All of the seafood Whole Foods sells is Blue Ocean Institute certified for sustainability. Earlier this year, the market stopped carrying fish with a red rating, and the company continues to work toward making available only the most sustainable and healthy fish possible. In the Wexford store, a special bin contains seafood value packages. Because there are no fancy labels, the value packages are less expensive but still BOI certified.
Butchers at the Wexford store cut all meat in house, and all meat adheres to at least one of the five-step animal welfare rating standards. The staff explained that the store stocks step five chicken and some step four meats.
Like in the East Liberty store, the Wexford store dry ages its steaks for 14-35 days in a humidity- and temperature-controlled environment to concentrate and intensify the flavors.
If you’re looking for a quick lunch or dinner, this department is for you. Self-serve counters feature hot soups and a rare, fully organic salad bar. Step over to the counters staffed by Whole Foods chefs, and get sandwiches made to order or Neapolitan, Roman, or New York pizza, cooked in a wood-fired pizza oven that was designed and manufactured in Naples, Italy.

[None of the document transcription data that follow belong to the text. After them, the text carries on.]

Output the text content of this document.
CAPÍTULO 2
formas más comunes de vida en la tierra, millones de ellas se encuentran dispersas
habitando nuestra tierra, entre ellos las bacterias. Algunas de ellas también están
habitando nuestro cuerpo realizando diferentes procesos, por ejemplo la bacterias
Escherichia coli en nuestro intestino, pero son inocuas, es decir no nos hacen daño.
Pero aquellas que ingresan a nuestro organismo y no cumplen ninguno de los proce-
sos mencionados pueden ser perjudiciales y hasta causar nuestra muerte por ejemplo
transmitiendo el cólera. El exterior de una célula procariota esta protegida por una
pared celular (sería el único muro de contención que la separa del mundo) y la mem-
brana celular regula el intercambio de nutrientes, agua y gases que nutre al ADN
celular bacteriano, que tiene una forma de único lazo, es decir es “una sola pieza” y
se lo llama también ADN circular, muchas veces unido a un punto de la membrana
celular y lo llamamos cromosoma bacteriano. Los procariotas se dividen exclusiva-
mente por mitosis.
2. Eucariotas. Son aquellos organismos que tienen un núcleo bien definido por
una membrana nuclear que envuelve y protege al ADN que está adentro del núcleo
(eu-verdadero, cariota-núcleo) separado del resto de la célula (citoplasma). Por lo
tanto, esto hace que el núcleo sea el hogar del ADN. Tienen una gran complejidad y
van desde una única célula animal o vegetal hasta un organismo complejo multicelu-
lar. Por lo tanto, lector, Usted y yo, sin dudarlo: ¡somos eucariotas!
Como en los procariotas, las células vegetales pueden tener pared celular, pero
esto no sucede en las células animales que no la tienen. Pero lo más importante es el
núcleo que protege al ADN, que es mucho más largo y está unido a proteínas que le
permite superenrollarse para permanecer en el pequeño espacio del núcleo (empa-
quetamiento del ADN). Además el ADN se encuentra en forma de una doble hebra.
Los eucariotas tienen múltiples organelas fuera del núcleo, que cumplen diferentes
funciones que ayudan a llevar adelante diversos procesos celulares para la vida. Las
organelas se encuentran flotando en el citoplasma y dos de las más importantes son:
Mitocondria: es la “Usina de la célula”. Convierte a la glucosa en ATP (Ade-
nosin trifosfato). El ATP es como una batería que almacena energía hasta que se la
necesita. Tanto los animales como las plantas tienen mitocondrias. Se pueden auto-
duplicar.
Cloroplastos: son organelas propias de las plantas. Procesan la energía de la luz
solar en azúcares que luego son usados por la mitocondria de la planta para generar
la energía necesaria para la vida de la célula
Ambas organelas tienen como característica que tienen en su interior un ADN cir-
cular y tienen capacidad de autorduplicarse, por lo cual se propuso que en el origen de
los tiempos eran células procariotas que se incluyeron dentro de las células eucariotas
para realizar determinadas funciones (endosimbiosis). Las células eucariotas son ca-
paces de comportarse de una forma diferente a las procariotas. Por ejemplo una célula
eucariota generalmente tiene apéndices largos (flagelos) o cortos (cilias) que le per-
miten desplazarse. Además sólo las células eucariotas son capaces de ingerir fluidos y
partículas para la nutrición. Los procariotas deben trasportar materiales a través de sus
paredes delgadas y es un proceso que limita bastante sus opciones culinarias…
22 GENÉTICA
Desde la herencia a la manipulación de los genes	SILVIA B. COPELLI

Specialty Foods and Bakery
Cheeses, chocolates, coffee, bread, fresh pasta, and baked goods—if you have a vice, chances are it can be satisfied here. Like in other areas of the store, the focus is on local, organic ingredients, with coffees from local roasters like La Prima and Prestogeorge, fresh pastas and pierogies from Philadelphia, and organic breads made in-store. Exclusive to the Wexford store is the Steel City Ketchup Cake, an organic, house-made spice cake that uses Heinz ketchup.
I have to admit that going into the tour, I wasn’t sure what to expect. Although the East Liberty Whole Foods is a great resource for healthy, specialty foods, it can feel crowded and overwhelming on a busy Saturday. But even though the Wexford store didn’t have the same crowd levels because it wasn’t yet open to the public, I could still see it as a much more enjoyable place to shop even on the busy days—light, airy, open, and chock full of good eats. This visit was the first of many for me.
*Disclaimer: I attended this preview event as invited media.